I have also noticed that these two lpps have a much lower $statistic$rank than the others. I have tried to find what that means but I'm clueless righ now, so here is another newie question: Is the $statistic$rank some kind of quality analysis indicator, and thus can I use it to group my lpp analysis into "significant ones" and "too little points" ones?
My R script and all the shp files can be downloaded from here(850 Kb).
Thank you so much for your help.
It is impossible to give an universal answer to the question about how many points is needed for an analysis. Usually 0, 1 and 2 are too few for a standalone analysis. However, if they are part of repeated measurements of the same thing they might be interesting still. Also, I would normally say that your example with 3 points is too few to say anything interesting.
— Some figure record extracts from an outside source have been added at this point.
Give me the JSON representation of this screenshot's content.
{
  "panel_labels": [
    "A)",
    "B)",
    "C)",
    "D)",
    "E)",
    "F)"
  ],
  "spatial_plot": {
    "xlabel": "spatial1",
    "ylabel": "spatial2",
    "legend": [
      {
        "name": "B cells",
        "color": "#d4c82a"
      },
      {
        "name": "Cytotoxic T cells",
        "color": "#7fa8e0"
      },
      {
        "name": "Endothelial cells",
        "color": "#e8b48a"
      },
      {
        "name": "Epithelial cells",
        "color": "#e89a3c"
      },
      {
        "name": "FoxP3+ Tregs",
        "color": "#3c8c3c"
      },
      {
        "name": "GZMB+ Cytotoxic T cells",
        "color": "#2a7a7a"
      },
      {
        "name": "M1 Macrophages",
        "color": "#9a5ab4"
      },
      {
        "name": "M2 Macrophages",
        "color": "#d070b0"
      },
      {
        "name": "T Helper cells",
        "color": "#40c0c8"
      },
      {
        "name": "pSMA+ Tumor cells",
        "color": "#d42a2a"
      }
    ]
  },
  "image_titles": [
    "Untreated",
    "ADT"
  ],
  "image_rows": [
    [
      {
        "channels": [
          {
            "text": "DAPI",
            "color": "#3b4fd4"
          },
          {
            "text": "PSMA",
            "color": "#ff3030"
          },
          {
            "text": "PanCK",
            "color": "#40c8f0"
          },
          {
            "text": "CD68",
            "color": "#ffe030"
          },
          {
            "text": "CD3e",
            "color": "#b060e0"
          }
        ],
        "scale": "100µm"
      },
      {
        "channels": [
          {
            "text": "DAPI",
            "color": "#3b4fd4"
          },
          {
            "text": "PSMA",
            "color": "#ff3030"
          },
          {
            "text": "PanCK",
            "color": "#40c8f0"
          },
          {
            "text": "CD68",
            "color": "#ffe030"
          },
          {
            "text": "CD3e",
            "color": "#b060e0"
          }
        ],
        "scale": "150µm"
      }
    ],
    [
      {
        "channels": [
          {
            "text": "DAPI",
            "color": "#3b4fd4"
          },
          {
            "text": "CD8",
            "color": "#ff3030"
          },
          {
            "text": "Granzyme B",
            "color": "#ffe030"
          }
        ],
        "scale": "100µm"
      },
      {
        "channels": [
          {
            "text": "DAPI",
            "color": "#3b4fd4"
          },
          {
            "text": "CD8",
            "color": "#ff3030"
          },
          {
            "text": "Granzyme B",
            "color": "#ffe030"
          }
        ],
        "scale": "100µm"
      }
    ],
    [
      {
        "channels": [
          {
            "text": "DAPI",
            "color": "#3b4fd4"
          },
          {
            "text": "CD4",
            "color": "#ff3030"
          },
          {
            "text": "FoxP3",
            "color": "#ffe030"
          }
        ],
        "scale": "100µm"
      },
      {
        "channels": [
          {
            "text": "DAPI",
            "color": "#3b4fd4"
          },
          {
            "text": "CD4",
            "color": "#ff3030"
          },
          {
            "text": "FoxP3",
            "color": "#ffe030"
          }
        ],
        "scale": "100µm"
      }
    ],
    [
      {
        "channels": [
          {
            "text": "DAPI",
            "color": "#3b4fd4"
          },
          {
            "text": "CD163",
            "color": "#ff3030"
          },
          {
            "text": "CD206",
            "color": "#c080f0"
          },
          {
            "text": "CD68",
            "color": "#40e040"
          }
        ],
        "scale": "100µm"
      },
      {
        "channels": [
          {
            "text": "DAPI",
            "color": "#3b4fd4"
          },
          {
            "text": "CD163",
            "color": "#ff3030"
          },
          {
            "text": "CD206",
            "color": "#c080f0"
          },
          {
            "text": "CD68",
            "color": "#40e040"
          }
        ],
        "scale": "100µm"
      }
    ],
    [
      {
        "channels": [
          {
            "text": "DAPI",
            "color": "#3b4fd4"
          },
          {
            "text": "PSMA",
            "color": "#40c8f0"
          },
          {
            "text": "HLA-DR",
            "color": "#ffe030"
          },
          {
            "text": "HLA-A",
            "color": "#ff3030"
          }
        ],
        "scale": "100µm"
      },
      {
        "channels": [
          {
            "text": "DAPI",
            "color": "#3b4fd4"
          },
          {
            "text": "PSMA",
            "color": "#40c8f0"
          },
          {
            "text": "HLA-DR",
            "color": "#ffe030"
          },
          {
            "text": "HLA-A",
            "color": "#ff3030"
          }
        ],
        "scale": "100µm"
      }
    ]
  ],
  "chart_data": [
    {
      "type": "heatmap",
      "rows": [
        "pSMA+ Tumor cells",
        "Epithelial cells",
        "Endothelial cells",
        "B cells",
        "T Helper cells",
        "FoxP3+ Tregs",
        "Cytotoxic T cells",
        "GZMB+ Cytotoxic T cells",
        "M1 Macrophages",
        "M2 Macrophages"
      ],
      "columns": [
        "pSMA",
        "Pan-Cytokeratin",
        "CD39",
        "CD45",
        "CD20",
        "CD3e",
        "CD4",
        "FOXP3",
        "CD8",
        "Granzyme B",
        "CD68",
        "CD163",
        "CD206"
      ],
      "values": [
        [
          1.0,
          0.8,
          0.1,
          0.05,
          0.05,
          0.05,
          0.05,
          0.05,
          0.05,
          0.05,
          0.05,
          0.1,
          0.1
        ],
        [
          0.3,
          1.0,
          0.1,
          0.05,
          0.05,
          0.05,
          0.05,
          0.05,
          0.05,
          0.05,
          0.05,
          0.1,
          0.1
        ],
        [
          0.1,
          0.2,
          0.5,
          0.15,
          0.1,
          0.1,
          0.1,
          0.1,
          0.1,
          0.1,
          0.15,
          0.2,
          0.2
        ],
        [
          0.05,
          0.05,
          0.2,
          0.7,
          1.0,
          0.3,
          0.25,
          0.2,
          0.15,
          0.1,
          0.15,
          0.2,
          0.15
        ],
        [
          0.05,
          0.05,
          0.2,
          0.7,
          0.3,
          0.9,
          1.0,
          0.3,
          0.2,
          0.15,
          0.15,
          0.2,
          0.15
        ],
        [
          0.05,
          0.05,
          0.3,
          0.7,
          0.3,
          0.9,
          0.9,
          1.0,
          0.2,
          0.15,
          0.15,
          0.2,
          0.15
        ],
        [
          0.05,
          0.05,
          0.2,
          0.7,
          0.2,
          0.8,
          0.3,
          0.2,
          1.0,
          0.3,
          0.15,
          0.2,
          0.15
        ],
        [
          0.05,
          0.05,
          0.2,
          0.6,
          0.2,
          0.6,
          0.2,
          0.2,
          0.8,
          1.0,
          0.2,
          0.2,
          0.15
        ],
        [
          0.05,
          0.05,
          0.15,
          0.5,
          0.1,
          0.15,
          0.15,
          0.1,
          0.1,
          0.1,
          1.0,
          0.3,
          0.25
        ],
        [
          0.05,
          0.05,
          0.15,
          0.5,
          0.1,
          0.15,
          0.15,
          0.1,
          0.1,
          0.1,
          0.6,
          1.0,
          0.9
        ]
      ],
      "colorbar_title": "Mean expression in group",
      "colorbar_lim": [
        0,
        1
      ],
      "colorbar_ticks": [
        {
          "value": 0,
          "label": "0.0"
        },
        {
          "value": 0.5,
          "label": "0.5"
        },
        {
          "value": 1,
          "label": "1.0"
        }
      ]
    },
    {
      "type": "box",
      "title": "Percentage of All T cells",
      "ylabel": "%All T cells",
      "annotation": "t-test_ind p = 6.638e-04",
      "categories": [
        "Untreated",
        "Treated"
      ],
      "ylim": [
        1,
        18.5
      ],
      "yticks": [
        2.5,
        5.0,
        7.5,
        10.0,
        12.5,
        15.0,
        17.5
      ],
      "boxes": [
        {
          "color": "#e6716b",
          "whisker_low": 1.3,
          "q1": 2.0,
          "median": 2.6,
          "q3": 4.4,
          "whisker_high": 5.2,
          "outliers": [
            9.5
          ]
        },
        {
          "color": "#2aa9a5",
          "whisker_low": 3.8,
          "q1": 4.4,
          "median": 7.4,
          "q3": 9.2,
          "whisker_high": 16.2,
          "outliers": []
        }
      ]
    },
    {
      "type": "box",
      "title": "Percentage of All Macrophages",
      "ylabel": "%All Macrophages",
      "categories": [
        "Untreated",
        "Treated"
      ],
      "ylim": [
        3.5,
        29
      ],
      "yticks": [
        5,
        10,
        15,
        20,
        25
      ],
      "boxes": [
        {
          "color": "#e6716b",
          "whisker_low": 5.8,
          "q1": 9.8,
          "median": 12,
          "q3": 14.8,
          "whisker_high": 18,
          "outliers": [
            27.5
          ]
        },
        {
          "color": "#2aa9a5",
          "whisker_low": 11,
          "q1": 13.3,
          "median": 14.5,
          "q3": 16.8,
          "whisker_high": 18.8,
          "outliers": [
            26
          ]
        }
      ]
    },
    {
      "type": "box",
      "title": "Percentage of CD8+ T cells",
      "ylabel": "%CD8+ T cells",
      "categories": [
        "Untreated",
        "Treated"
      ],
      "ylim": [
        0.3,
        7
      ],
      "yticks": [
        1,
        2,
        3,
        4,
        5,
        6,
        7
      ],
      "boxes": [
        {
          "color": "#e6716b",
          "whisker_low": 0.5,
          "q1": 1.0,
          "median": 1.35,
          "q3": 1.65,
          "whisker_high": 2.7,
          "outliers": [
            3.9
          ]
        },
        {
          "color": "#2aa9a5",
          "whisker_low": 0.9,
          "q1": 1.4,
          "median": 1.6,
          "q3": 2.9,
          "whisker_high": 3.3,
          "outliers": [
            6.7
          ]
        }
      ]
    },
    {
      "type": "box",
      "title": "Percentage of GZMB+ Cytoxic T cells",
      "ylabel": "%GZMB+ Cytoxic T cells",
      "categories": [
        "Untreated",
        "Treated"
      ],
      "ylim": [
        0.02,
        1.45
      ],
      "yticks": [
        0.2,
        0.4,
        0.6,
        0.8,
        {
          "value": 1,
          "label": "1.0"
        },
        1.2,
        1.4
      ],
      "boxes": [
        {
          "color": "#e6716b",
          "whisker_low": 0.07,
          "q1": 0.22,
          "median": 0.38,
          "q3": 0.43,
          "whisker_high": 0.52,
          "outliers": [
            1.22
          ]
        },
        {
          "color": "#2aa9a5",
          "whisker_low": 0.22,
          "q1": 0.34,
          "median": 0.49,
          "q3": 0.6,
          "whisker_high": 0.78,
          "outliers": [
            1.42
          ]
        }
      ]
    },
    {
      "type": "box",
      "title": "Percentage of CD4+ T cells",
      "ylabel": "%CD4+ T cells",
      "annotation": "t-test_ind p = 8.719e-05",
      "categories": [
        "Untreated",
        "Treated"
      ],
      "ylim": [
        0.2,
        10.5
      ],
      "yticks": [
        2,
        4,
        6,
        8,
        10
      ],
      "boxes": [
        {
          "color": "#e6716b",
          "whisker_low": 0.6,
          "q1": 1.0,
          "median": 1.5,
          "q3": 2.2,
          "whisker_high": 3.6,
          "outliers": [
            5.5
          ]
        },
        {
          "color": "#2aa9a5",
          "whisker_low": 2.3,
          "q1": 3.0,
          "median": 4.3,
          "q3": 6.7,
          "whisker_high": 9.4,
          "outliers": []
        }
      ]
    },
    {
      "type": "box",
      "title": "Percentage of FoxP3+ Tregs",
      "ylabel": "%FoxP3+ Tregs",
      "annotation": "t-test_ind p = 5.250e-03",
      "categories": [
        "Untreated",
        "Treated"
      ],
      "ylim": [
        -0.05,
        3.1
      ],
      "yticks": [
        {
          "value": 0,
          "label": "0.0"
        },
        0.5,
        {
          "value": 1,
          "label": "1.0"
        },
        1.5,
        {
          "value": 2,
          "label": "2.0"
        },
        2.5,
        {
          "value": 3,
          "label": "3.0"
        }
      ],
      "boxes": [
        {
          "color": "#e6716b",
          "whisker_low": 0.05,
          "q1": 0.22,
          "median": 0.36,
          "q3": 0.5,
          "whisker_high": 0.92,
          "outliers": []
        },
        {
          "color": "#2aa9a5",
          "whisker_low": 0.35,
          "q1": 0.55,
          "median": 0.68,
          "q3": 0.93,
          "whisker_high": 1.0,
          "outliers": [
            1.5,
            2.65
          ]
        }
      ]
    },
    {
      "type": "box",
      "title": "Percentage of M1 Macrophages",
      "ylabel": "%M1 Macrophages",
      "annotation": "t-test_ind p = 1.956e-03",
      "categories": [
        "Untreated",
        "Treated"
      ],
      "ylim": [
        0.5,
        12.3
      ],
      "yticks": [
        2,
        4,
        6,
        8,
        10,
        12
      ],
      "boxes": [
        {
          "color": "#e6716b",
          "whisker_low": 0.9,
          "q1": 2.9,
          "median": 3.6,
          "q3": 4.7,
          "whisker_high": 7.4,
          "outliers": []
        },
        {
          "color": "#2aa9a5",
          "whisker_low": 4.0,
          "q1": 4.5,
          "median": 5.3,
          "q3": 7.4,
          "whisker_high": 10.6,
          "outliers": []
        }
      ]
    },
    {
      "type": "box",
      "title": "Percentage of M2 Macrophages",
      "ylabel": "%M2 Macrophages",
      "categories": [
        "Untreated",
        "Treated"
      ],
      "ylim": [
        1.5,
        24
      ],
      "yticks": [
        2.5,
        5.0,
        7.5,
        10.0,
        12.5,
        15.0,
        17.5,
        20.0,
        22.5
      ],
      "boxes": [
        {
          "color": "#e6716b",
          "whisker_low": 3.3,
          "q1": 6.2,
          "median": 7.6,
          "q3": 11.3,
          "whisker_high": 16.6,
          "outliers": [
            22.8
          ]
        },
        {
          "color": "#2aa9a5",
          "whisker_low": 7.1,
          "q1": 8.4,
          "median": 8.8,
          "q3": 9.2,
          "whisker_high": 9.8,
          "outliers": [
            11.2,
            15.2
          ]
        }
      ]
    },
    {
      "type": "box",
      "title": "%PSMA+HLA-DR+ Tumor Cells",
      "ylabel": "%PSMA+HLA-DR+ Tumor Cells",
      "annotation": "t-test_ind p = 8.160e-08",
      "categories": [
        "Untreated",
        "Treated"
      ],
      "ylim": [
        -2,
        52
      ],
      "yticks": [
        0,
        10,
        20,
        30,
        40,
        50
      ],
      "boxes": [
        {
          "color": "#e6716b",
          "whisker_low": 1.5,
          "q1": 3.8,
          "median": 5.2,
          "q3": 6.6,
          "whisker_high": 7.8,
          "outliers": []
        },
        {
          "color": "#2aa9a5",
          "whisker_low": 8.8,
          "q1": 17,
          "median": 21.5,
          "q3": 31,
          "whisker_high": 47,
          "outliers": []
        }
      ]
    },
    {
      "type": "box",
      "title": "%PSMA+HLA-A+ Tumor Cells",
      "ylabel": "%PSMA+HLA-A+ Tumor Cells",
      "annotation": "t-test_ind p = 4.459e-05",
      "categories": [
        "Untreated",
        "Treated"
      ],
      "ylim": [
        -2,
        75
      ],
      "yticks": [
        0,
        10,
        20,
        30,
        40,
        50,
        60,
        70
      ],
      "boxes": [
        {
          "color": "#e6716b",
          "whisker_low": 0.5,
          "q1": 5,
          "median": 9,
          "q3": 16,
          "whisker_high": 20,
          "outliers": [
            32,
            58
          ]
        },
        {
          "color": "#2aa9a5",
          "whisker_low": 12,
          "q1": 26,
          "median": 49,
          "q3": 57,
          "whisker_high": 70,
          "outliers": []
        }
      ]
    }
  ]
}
However, an extreme example would be if you have a single long line segment where one point occurs close to one end and two other occur close to each other at the other end. This is not so likely to happen for CSR and you may be inclined to not believe that hypothesis. This appears to be what happened in your case.
Regarding your question about the rank you might want to read a bit more up on the Monte Carlo test you are preforming. Basically, you summarise the point pattern by a single number (maximum absolute deviation of linear K) and then you look at how extreme this number is compared to numbers generated at random from CSR. Assuming you use 99 simulations of CSR you have 100 numbers in total. If your data ranks as the most extreme ($statistic$rank==1) among these it has p-value 1%. If it ranks as the 50th number the p-value is 50%. If you used another number of simulations you have to calculate accordingly. I.e. with 199 simulations rank 1 is 0.5%, rank 2 is 1%, etc.
There is a fundamental problem here with multiple testing. You are applying a hypothesis test 88 times. The test is (by default) designed to give a false positive in 5 percent (1 in 20) of applications, so if the null hypothesis is true, you should expect 88 /20 = 4.4 false positives to have occurred your 88 tests. So getting only 2 positive results ("non-random") is entirely consistent with the null hypothesis that ALL of the patterns are random. My conclusion is that the patterns are random.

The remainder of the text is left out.